- There was a report last week that Philadelphia Park had backed off its plan to scrap the construction of a permanent slots facility and keep the machines where they are now - on the first four floors of the existing grandstand, thus causing the herding of the few remaining racing fans onto the 5th floor. But those reports were apparently mistaken. It seems as if Greenwood Racing, the owner of the track, merely requested a delay of the consideration of their petition to make the current facility the permanent one.
"This is just another example of why Greenwood Gaming is not to be trusted," said Michael P. Ballezzi, Executive Director of the Pennsylvania Thoroughbred Horsemen's Association. "There has been a public backlash against Philadelphia Park's proposal. With increasing public scrutiny, I think Philadelphia Park realized it was in a very weak position to claim that construction of a new facility was no longer prudent or feasible."Greenwood is claiming that it needs more time, and issued a press release of its own:
"Horseracing at Philadelphia Park is slowly being killed off because of the conditions we are forced to operate under," said Ballezzi, citing a 26 percent drop in live horse-betting at the racetrack for the month of April. "Philadelphia Park committed to build a new facility that would have improved conditions for horseracing fans and slots patrons alike. It needs to be forced to keep that commitment." [Pennsylvania Thoroughbred Horsemen's Association press release]
"Before this matter is considered by the board, we are requesting a few extra months to further redefine the first phases of our proposed master plan for the whole of the Philadelphia Park property. As our petition makes absolutely clear, that plan will provide details of further expansion and phases of development beyond our existing facility. That preparation is an ongoing process which we will be pursuing aggressively over the next few months . . . There have been certain misconceptions and, in some cases, misrepresentation about the classification issue and our future intentions." [Philly Daily News]Note how they dance around the issue with vague wording and never directly affirm that a separate facility for the slots will indeed be constructed. So the horsemen don't trust them, and are mad enough to....well, kick a horse in the stomach!

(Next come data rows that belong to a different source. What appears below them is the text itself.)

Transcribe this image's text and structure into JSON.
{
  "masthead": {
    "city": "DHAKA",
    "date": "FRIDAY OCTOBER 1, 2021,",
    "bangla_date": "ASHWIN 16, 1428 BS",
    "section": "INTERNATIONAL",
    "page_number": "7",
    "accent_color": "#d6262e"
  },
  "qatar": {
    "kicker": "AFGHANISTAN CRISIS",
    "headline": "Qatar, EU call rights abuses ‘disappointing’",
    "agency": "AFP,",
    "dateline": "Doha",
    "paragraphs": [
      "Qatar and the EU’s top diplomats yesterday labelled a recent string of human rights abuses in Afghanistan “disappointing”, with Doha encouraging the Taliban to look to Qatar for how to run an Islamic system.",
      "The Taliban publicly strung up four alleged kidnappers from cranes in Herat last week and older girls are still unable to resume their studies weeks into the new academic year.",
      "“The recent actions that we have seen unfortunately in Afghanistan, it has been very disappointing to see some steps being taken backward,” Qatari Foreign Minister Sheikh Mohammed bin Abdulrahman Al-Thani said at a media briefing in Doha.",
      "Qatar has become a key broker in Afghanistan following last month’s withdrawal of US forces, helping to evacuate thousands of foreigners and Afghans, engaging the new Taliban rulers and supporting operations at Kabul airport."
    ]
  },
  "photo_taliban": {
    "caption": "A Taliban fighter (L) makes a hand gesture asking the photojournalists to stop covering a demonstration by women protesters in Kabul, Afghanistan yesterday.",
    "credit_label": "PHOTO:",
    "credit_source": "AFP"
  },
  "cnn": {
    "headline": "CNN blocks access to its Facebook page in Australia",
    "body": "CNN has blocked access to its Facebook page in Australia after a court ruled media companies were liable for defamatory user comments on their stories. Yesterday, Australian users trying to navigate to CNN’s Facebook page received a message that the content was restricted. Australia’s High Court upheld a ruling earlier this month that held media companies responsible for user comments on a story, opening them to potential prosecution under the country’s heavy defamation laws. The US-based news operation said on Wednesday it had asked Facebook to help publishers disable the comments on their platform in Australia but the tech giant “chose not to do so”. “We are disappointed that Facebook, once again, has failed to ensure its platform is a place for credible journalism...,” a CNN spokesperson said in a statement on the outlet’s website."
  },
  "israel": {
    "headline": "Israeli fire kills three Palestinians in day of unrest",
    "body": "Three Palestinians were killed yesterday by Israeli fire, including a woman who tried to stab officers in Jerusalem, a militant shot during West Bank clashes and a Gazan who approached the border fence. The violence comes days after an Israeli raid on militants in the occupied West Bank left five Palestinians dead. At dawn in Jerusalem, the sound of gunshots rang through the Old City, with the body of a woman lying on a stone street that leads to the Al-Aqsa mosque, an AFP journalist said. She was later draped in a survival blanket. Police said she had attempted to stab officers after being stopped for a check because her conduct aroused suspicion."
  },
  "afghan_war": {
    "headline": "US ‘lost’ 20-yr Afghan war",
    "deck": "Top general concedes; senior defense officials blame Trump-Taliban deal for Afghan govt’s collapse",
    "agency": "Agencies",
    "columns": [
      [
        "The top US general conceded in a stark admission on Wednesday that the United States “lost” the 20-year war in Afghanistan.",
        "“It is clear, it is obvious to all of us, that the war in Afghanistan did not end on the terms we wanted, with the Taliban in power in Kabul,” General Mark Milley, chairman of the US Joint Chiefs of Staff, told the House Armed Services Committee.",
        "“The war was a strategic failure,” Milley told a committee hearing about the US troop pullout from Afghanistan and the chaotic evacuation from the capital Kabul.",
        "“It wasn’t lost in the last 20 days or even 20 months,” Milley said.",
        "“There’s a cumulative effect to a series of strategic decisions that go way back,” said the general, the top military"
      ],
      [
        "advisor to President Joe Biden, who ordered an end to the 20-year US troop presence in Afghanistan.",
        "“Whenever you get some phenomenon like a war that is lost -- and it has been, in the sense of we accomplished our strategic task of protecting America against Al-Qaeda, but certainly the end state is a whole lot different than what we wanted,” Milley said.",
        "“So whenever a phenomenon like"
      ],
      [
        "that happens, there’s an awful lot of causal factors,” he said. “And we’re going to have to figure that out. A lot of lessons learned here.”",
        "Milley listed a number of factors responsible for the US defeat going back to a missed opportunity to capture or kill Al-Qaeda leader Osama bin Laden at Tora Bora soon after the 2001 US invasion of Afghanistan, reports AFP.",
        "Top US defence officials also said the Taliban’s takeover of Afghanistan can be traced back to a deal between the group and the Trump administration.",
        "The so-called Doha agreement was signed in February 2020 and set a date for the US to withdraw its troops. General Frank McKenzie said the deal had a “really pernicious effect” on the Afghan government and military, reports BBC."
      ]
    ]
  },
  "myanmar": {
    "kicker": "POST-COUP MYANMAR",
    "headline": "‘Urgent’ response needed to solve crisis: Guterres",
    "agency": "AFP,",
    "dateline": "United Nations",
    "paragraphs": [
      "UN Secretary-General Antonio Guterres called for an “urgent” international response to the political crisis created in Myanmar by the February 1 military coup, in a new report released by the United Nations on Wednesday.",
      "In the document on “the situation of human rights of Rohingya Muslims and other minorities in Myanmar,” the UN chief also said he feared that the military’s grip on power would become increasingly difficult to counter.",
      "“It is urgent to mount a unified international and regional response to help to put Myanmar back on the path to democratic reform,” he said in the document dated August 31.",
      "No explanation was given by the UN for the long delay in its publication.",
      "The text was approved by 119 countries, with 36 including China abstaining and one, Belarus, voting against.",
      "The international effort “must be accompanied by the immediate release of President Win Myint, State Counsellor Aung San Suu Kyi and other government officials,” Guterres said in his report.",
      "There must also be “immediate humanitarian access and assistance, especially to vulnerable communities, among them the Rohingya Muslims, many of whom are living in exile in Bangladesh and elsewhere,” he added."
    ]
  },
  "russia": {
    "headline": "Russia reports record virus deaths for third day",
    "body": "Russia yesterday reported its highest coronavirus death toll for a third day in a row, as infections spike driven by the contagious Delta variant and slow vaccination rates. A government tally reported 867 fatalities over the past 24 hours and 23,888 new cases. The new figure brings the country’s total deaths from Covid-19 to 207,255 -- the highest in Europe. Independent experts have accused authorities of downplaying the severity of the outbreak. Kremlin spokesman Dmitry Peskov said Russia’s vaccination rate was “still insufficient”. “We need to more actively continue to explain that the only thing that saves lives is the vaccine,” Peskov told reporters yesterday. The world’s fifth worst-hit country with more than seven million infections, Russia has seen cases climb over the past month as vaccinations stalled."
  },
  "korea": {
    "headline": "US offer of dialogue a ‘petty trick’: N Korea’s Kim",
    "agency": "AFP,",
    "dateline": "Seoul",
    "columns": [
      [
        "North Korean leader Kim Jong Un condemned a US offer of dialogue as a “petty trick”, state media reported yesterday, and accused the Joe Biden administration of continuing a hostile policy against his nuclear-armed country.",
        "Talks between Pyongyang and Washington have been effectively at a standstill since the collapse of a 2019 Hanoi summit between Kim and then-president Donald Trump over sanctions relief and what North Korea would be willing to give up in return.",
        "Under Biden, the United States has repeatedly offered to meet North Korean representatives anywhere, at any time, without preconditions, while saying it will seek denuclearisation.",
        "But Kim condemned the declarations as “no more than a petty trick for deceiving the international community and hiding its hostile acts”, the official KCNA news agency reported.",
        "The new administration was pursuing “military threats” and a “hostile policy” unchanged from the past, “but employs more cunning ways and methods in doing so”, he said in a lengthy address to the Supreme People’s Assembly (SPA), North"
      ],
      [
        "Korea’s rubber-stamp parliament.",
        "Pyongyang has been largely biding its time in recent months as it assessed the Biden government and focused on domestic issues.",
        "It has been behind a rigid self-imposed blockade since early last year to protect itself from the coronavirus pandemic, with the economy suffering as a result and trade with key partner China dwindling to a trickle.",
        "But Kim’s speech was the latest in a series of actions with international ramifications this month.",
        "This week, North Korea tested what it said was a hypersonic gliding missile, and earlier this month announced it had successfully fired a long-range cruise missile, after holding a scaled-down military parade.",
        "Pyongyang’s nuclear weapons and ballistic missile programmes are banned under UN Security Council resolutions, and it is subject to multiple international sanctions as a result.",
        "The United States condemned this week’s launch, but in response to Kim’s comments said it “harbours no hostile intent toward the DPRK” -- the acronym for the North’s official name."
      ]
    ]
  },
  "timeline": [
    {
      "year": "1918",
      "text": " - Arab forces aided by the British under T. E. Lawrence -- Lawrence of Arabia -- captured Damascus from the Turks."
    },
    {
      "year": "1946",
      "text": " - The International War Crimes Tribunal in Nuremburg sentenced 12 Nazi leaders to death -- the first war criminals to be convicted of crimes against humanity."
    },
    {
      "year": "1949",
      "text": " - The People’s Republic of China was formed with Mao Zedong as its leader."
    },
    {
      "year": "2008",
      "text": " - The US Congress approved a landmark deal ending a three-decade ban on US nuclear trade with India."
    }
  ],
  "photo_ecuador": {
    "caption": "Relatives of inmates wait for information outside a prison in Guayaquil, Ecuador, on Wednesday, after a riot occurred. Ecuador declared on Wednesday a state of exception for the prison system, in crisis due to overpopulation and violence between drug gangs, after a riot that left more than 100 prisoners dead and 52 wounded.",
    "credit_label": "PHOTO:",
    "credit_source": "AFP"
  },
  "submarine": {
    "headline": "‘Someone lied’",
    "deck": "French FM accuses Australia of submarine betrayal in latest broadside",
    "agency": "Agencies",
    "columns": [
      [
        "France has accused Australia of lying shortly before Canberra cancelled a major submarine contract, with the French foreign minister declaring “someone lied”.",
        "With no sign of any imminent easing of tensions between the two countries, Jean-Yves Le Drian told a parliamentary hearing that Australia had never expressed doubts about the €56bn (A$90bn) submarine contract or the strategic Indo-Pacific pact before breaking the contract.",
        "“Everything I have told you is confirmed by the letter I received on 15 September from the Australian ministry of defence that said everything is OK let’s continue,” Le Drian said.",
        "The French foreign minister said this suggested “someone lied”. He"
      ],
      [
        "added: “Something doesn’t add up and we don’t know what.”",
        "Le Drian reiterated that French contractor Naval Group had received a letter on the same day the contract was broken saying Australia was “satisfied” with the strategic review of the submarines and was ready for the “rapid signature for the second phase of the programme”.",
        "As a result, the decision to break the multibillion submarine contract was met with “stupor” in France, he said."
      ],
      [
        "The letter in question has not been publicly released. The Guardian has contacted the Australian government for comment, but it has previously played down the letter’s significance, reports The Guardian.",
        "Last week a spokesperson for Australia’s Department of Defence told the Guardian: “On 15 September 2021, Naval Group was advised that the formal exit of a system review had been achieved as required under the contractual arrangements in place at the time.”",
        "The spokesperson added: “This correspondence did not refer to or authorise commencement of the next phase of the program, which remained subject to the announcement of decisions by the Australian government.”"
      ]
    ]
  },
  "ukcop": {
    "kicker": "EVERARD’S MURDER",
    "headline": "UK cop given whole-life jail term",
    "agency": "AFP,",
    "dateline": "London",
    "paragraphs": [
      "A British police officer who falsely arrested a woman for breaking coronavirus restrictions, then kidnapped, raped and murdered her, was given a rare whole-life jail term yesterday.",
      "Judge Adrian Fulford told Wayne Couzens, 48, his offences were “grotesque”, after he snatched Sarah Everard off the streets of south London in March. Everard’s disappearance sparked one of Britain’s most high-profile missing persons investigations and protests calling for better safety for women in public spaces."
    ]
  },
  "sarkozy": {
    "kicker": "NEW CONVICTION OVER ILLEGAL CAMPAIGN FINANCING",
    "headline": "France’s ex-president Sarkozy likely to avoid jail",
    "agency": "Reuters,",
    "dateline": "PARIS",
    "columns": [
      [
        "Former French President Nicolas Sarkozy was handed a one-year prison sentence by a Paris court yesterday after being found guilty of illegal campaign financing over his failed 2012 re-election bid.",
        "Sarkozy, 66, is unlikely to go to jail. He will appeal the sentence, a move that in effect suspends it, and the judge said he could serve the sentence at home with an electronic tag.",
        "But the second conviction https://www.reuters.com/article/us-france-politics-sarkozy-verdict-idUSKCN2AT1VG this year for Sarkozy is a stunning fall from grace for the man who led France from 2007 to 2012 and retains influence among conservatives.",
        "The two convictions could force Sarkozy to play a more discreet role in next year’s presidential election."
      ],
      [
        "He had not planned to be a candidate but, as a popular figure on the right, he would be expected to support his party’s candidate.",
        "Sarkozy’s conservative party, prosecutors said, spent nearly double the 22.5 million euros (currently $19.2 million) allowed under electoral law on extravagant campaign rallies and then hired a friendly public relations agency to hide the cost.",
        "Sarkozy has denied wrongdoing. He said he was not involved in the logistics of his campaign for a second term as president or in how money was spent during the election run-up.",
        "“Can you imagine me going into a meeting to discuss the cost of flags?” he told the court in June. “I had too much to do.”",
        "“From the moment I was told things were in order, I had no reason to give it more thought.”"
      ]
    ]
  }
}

OK, well I guess that's not funny, and jockey Victor Molina, who was escorted off the grounds at Philly Park on Monday after being caught in the act on TVG, certainly isn't laughing. He deserves to be disciplined....but some people seem ready to string the guy up. From what I've read, he is quite well-respected after 27 years in the saddle, and was very contrite afterwards. We all lose our tempers some time. And though that doesn't excuse acts of violence such as this, he didn't inject the horse with EPO's or snake venom, and didn't try to put a fellow rider over the fence with a reckless riding maneuver. So fine and suspend him accordingly, and let's move on.
- Bill Finley has another great idea which will probably never see the light of day. Recently, he suggested that since revenue from racing is so insignificant compared to VLT revenue in slots states, reduce takeout to a bare minimum level that will encourage people to wager on the ponies. The chances of any state legislatures or racino owners becoming that enlightened seem very unlikely. Now, writing on ESPN.com, Finley suggests setting the conditions of certain stakes races, the Derby in particular, in a way that will discourage owners from retiring horses early.
Imagine what would happen if every Grade I race in the country, or even just the Triple Crown and Breeders' Cup races, were restricted to horses whose sires were 5-years-old or older at the time the horse was conceived.Nice idea in theory, and indeed, racetracks are free to set whatever conditions for races that they'd like. But breeders from Kentucky to Dubai would scream bloody murder, and the latter could conceivably threaten to boycott U.S. auctions in retaliation. And besides, owners would likely retire a horse anyway and let him just hang out on the farm for a year before breeding rather than risk a grievous injury on the racetrack anyway. Sacrificing one year's worth of racing income would be a small price to pay to get their stallion to stud in one piece.
Any horse retired prematurely and rushed off the racetrack after its 3-year-old campaign would be severely penalized as a stallion, at least for one year. Knowing that the progeny of a 4-year-old stallion would be ineligible for the sport's major races would scare people away from breeding to that stallion.
Breeders and owners would have no choice but to keep their horses in training at least through their 4-year-old years. In most cases, that would amount to delaying a stallion's career by one year; eminently fair when considering how much money could still be made breeding a horse and racing's desperate need to keep its stars performing in front of the public.